AI-SSD

Goals & Tasks

Our Mission

The mission of TrustDevSecAI is to advance the security and trustworthiness of DevSecOps pipelines by integrating vulnerability characterization, adversarial evaluation, and AI-assisted trustworthiness assessment into Continuous Integration and Continuous Deployment (CI/CD) workflows. The project aims to strengthen automated software delivery environments under realistic development, security, and attack conditions.

Objectives

Objective 1

Apply Orthogonal Defect Classification (ODC) to vulnerabilities affecting CI tools, supported by Large Language Models (LLMs) to analyze defect types, qualifiers, and root causes in a structured and reproducible manner.

Objective 2

Evaluate how CI platforms handle intentionally vulnerable applications, assessing their ability to detect, suppress, or ignore security flaws manually injected or generated by LLMs across representative workloads.

Objective 3

Benchmark CI tools under Poisoned Pipeline Execution (PPE) scenarios by constructing realistic and reproducible attack loads derived from documented security advisories.

Objective 4

Characterize source code trustworthiness within CI/CD pipelines using LLM-based assessments of security, reliability, and maintainability, enabling automated pipeline decisions based on predefined trustworthiness thresholds.

Tasks

ODC-based Vulnerability Characterization

Collection and analysis of CI-tool vulnerabilities from public advisories, CVE databases, and issue trackers. Vulnerabilities are classified using Orthogonal Defect Classification, with LLM support and human-in-the-loop validation, producing a structured and reusable dataset.

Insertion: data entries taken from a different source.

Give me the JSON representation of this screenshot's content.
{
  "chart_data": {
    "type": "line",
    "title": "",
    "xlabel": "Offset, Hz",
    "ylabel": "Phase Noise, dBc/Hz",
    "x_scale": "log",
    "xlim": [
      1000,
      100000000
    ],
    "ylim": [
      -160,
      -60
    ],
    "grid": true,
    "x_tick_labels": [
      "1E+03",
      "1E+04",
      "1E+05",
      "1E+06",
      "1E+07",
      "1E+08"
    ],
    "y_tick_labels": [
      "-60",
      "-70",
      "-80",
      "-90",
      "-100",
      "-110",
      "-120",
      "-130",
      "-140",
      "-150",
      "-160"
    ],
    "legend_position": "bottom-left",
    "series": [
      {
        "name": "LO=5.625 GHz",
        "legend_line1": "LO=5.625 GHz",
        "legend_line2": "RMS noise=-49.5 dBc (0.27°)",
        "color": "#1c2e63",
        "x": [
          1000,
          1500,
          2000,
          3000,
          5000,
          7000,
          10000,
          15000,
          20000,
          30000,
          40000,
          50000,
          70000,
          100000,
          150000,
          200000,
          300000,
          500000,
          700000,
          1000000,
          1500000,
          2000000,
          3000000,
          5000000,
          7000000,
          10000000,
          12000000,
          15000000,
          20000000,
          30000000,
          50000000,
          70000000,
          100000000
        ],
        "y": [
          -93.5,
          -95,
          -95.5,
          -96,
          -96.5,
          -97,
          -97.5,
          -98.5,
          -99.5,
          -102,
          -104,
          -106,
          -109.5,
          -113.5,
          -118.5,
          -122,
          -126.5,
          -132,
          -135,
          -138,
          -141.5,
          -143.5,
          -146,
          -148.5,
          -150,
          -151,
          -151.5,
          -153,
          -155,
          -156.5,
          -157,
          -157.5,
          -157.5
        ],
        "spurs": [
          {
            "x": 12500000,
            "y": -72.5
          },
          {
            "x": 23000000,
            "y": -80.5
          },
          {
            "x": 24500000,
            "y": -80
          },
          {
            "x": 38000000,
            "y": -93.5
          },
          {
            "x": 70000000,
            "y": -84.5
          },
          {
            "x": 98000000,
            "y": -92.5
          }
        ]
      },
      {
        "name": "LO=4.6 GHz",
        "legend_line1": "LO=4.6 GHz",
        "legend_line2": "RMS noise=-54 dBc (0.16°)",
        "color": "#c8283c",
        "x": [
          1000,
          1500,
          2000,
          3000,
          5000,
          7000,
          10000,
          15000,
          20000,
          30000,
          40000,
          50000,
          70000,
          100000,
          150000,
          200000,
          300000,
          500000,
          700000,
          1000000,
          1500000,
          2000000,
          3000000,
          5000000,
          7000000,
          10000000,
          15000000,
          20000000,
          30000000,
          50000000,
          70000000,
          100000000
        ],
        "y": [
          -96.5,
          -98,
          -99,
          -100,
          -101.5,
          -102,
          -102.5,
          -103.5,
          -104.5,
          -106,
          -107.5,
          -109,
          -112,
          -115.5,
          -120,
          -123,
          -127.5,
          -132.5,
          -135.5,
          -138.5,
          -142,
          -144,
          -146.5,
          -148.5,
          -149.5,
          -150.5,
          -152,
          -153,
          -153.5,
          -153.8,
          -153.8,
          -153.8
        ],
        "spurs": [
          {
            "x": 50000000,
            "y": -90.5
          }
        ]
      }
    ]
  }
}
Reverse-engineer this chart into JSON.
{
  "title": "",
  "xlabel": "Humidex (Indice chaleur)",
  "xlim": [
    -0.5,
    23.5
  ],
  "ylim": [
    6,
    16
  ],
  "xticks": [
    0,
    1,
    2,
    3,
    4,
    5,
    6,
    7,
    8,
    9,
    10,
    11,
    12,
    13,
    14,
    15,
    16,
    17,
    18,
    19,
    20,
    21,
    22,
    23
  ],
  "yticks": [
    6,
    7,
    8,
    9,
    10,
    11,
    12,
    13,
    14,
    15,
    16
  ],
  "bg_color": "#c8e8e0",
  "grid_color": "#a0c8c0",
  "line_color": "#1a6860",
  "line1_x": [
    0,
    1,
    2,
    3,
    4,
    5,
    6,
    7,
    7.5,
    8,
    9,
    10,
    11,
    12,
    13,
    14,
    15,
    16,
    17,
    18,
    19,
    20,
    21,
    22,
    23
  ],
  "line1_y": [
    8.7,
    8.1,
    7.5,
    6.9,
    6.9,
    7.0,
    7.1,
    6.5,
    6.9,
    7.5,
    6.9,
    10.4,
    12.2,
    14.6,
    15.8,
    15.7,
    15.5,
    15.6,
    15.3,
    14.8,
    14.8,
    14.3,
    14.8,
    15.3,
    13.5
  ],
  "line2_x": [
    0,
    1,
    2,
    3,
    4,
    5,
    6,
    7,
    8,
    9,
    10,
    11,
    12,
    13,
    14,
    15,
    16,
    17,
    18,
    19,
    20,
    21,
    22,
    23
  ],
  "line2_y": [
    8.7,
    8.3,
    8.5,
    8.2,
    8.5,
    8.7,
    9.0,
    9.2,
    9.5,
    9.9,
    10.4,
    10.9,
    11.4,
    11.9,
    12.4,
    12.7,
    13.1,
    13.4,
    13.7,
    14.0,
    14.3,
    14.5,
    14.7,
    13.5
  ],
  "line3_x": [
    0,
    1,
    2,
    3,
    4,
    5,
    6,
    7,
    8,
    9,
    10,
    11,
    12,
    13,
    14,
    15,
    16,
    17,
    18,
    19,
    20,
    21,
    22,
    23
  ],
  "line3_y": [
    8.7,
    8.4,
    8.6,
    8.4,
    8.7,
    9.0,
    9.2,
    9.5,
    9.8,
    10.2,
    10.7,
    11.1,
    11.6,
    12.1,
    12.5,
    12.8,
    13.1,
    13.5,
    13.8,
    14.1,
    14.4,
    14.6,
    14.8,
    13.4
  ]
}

CI Tools Handling Vulnerable Applications

Assessment of how major CI platforms process intentionally vulnerable applications, including integration of security tools and evaluation of vulnerability detection effectiveness under realistic development conditions.

Benchmarking CI Tools under PPE

Design and execution of reproducible Poisoned Pipeline Execution scenarios based on real-world security advisories, enabling comparative evaluation of CI platforms in terms of resilience, logging, and default security posture.

LLM-based Trustworthiness Assessment

Integration of LLM-based trustworthiness evaluation into CI/CD workflows, assessing source code along the dimensions of security, reliability, and maintainability, and studying the impact of trustworthiness thresholds on automated pipeline decisions.